As we tucked into the biryani, we could see a couple of dark animal shapes sauntering by less than fifty yards from us.
"Rather late for the cattle to be coming home", Franklyn remarked.
Srinivasan looked up from his dinner, glanced in the direction of the phantom shadows, jumped up like a jack in the box and leapt up to the flat roof of the one storey building in what rock climbers call a dynamic move.
"They are bears!" he yelled, "come on up here!"
Clutching our precious biryani, we followed suit. Fortunately for us the wind must have been blowing in the direction away from the bears and they continued on their nocturnal jaunt.
The really great thing about climbing is not the climbing itself, but the stories that one accumulates while pursuing this hobby.
The Bangalore affair was a case in point.
It had started off innocuosly enough. Harshavardhan Subbarao, whom I had accidentally met (see http://taccidental.blogspot.ca/2012/06/mayhem-at-mumbra.html ) while climbing at the Dudha slabs in Mumbra on the outskirts of Mumbai, had convinced his friends in The Climbers Club to host Faruk, Franklyn and I while we explored some of the rock climbing delights that Bangalore had to offer. Harsha's father preferred to call this pursuit "Climbing Stones" and I couldn't think of a better title for this blog post! The year was 1989 and rock climbing in India was still considered an esoteric indulgence pursued only by those who had been possessed by strange demons. Equipment and proper footwear were hard to come by and disposable incomes were meagre. These minor inconveniences were forgotten when one succeeded in making some improbable moves on tiny protuberances on some steep cliff and stood on a narrow ledge like an eagle, the sun warm on fingers frayed with the friction of granite, the wind drying off the sweat of nervousness and replacing it with a sense of euphoria appreciated only by the faithful.

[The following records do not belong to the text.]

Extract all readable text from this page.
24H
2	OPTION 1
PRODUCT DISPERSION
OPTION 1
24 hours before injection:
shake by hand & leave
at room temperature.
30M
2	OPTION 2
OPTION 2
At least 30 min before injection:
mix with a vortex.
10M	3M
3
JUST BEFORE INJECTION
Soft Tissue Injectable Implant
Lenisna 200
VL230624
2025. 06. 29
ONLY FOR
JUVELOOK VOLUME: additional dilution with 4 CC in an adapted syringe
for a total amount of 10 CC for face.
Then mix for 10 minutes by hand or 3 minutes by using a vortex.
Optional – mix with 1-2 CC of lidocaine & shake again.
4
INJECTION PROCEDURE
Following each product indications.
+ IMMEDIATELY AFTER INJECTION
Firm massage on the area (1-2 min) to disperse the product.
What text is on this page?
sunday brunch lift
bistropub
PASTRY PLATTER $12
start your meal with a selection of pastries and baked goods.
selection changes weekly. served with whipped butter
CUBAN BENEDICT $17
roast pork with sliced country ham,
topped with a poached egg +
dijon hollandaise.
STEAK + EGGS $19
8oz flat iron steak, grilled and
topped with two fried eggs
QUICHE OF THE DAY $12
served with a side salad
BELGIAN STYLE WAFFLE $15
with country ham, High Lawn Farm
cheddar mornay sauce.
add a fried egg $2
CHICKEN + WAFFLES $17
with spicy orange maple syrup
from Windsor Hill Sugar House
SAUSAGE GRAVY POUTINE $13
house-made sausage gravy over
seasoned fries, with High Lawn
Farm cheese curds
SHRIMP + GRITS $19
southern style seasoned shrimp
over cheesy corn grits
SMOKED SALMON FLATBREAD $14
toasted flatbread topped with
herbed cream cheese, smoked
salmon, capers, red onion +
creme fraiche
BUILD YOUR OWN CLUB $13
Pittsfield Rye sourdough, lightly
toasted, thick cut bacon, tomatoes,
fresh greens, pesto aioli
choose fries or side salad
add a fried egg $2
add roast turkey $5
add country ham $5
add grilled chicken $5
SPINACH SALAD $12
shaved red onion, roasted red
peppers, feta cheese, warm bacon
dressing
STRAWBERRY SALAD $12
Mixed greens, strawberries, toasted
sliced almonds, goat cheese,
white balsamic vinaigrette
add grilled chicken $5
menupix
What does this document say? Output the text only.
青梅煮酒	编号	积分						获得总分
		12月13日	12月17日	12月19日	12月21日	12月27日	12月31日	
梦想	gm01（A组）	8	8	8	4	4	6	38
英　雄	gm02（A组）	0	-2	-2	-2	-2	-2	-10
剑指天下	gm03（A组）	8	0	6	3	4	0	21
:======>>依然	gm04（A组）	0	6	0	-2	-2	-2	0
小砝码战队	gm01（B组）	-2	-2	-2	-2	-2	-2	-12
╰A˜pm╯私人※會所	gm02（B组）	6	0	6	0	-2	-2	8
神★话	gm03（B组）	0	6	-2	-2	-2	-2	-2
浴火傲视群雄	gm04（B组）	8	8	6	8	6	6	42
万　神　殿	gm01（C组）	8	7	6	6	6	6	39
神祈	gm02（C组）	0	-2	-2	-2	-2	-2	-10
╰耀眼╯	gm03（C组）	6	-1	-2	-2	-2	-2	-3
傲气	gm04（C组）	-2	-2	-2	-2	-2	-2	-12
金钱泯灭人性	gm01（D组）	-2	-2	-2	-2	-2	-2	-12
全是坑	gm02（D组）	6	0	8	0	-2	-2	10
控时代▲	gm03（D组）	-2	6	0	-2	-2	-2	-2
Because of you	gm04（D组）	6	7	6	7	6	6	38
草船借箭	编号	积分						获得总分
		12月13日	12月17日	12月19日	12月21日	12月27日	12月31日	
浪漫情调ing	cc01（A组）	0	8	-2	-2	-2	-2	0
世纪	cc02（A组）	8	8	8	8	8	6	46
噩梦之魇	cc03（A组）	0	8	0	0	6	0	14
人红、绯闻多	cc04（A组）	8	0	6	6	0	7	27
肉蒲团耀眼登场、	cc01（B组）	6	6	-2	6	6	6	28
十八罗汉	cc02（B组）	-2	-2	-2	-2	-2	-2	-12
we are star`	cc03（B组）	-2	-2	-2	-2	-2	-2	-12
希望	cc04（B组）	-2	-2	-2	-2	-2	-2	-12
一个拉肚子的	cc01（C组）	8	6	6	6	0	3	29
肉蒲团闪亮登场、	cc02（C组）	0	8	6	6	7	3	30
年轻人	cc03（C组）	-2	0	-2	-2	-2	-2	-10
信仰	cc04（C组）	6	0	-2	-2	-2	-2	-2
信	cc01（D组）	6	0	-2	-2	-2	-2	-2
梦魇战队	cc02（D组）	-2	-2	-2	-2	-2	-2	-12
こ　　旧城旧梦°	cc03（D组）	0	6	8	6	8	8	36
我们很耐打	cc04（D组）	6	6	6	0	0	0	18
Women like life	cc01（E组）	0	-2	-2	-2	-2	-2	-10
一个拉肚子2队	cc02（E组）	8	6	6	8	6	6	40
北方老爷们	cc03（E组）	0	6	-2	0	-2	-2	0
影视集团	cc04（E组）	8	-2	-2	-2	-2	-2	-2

We had arrived in Bangalore after a trying 24 hour bus journey from Mumbai, dozing upright throughout the night while the screeching soundtrack from B grade movies being shown on a monitor at the head of the cabin assaulted our senses.
After that journey, Ibrahim's Farm was a rural haven, with or without bears.
Faruk and I soon discovered that the holds here were rock solid as opposed to what we were used to in and around Mumbai. Franklyn, who had come along for the ride and to indulge in his hobby of bird watching, couldn't have cared less.
Bouldering at Turalli was a nice introduction to this superior quality medium that we were to find in our little excursions.
|Faruk bouldering at Turalli|
|A perfect crack!|
|L to R : Guruprasad, Faruk and Franklyn walk towards Kabbal Durga for another day of climbing.|
The start of DIM was directly above the alphabet "a" in "Durga"
|Faruk leading DIM|
|The hill of SavanDurga (photo courtesy mouthshut.com)|
|Faruk on Deepavali variation, Savan Durga|
In the mid nineteen nineties, on a brief visit to Bangalore, my dear friend Ajay Tambe (who was then based there) drove my wife Margaret, my son Sanal, his son Akshay and his wife Jayanti to some crag whose name I now forget and we managed to climb some line where surmounting the crux move gave me a heady, if brief sense of triumph; soon brought down to earth by the blistering hot sand on the trail we walked back barefoot in - it was the merry month of May and summer was in full swing!
|A beautiful cliff with enormous hollows, near KabbalDurga|
|Guruprasad getting over the hump!|
|Guruprasad in a pensive mood as he belays Faruk on DIM|
These guys were so into climbing that the normal way to enter Dinesh's upper floor suite was to climb on to the fence, grab a hold and vault into the open verandah of his house! On the one occasion that I visited him, I landed gasping for breath - I knew then that as far as this Stone Climbing business was concerned, I was a rank amateur!